The things is, when some of  these errors occur, the rest of the replication is stopped.

If you need more information please ask.

Looking forward for your answer.
Comment 1 Andrew Bartlett 2016-05-14 08:33:15 UTC
Thanks for the bug report.

This probably belongs on the mailing list more than here, for reasons that I hope will become clear shortly.

So, I have good news and bad news, and a possible way forward.

The first thing to note is that the particular error you are seeing is a red herring - not an actual error, but a debugging message that really shouldn't be at level 0.  It isn't a failure case, just something strange (despite the fact that we do it Samba to Samba).

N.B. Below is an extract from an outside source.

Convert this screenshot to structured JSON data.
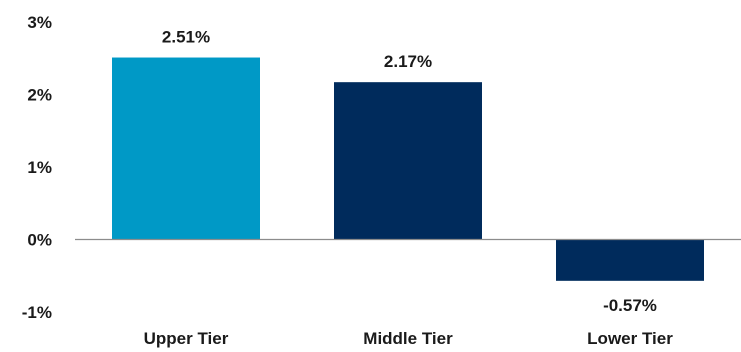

There may, if you turn the logs up enough, be a real error message printed at a higher log level.  Without data it is hard, but I would speculate that you are hitting timeouts at either the network or LDB layer.

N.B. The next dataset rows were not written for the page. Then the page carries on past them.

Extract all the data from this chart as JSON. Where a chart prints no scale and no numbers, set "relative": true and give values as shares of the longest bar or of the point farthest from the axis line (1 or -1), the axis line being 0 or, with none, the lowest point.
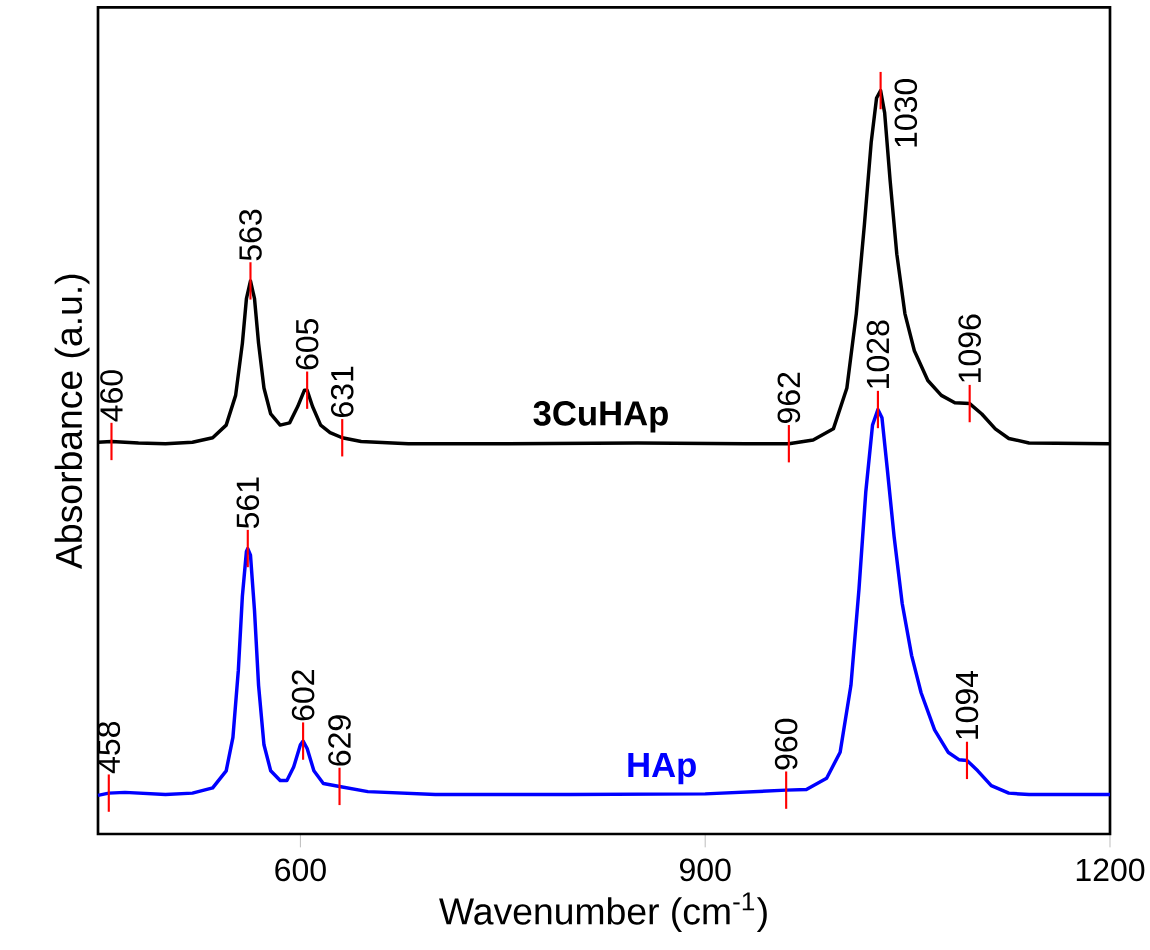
{
  "chart_data": {
    "type": "line",
    "relative": true,
    "xlabel": "Wavenumber (cm$^{-1}$)",
    "ylabel": "Absorbance (a.u.)",
    "xlim": [
      450,
      1200
    ],
    "xticks": [
      600,
      900,
      1200
    ],
    "grid": false,
    "marker": "none",
    "line_style": "solid",
    "series": [
      {
        "name": "3CuHAp",
        "color": "#000000",
        "x": [
          450,
          460,
          480,
          500,
          520,
          535,
          545,
          552,
          557,
          560,
          563,
          566,
          569,
          573,
          578,
          585,
          592,
          598,
          603,
          605,
          609,
          615,
          622,
          631,
          645,
          680,
          750,
          850,
          930,
          962,
          980,
          995,
          1005,
          1012,
          1018,
          1023,
          1027,
          1030,
          1033,
          1037,
          1042,
          1048,
          1055,
          1065,
          1075,
          1085,
          1096,
          1105,
          1115,
          1125,
          1140,
          1200
        ],
        "values": [
          0.527,
          0.528,
          0.526,
          0.525,
          0.527,
          0.533,
          0.55,
          0.59,
          0.66,
          0.72,
          0.744,
          0.72,
          0.66,
          0.6,
          0.565,
          0.55,
          0.553,
          0.575,
          0.597,
          0.597,
          0.575,
          0.55,
          0.54,
          0.533,
          0.528,
          0.525,
          0.525,
          0.526,
          0.525,
          0.525,
          0.53,
          0.545,
          0.6,
          0.7,
          0.82,
          0.93,
          0.99,
          1.0,
          0.97,
          0.88,
          0.78,
          0.7,
          0.65,
          0.61,
          0.59,
          0.58,
          0.579,
          0.565,
          0.545,
          0.532,
          0.526,
          0.525
        ]
      },
      {
        "name": "HAp",
        "color": "#0000ff",
        "x": [
          450,
          458,
          470,
          500,
          520,
          535,
          545,
          550,
          554,
          557,
          560,
          561,
          563,
          566,
          569,
          573,
          578,
          585,
          590,
          595,
          600,
          602,
          605,
          610,
          617,
          629,
          650,
          700,
          800,
          900,
          960,
          975,
          990,
          1000,
          1008,
          1014,
          1019,
          1024,
          1028,
          1031,
          1035,
          1040,
          1046,
          1053,
          1060,
          1070,
          1080,
          1088,
          1094,
          1102,
          1112,
          1125,
          1140,
          1200
        ],
        "values": [
          0.052,
          0.055,
          0.056,
          0.053,
          0.055,
          0.062,
          0.085,
          0.13,
          0.22,
          0.32,
          0.38,
          0.384,
          0.375,
          0.3,
          0.2,
          0.12,
          0.085,
          0.072,
          0.072,
          0.09,
          0.12,
          0.125,
          0.115,
          0.085,
          0.068,
          0.064,
          0.057,
          0.053,
          0.053,
          0.054,
          0.059,
          0.06,
          0.075,
          0.11,
          0.2,
          0.33,
          0.46,
          0.55,
          0.571,
          0.56,
          0.49,
          0.4,
          0.31,
          0.24,
          0.19,
          0.14,
          0.11,
          0.1,
          0.099,
          0.085,
          0.065,
          0.055,
          0.053,
          0.053
        ]
      }
    ],
    "annotations": [
      {
        "text": "460",
        "x": 460,
        "y": 0.528
      },
      {
        "text": "563",
        "x": 563,
        "y": 0.744
      },
      {
        "text": "605",
        "x": 605,
        "y": 0.597
      },
      {
        "text": "631",
        "x": 631,
        "y": 0.533
      },
      {
        "text": "962",
        "x": 962,
        "y": 0.525
      },
      {
        "text": "1030",
        "x": 1030,
        "y": 1.0
      },
      {
        "text": "1096",
        "x": 1096,
        "y": 0.579
      },
      {
        "text": "458",
        "x": 458,
        "y": 0.055
      },
      {
        "text": "561",
        "x": 561,
        "y": 0.384
      },
      {
        "text": "602",
        "x": 602,
        "y": 0.125
      },
      {
        "text": "629",
        "x": 629,
        "y": 0.064
      },
      {
        "text": "960",
        "x": 960,
        "y": 0.059
      },
      {
        "text": "1028",
        "x": 1028,
        "y": 0.571
      },
      {
        "text": "1094",
        "x": 1094,
        "y": 0.099
      }
    ]
  }
}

The second thing is that, by numerous reports, you are at the outer edge of Samba's current practical scale.  We greatly admire the large installations that run Samba at the very edge of its capabilities, but we also know from reports that things like this can and do come up for them.  

The good news is that you are not alone: as an example, in my work on very similar customer Samba bugs for my employer Catalyst, we have isolated performance issues in both our DRS client and server, as well as some inappropriate timeouts that could simply be extended.   

The bad news is that while some small fixes are in git master, there is still much, much more to do.  I'm confident that it is practical to make Samba scale to the size you need, with the application of some appropriate development resource.

Finally, at your scale, particularly if this in in production, I would strongly suggest engaging a Samba commercial support provider to assist in isolating what exactly is happening on your network, and to propose the work required to fix it.

Thanks,

Andrew Bartlett
Comment 2 Andrew Bartlett 2016-07-29 02:33:24 UTC
Without further feedback, I'm going to say this is fixed in Samba 4.5rc1, as we addressed a large number of performance issues that will hurt domains of this size.  Those could certainly lock up a DC for long enough to cause this kind of behaviour.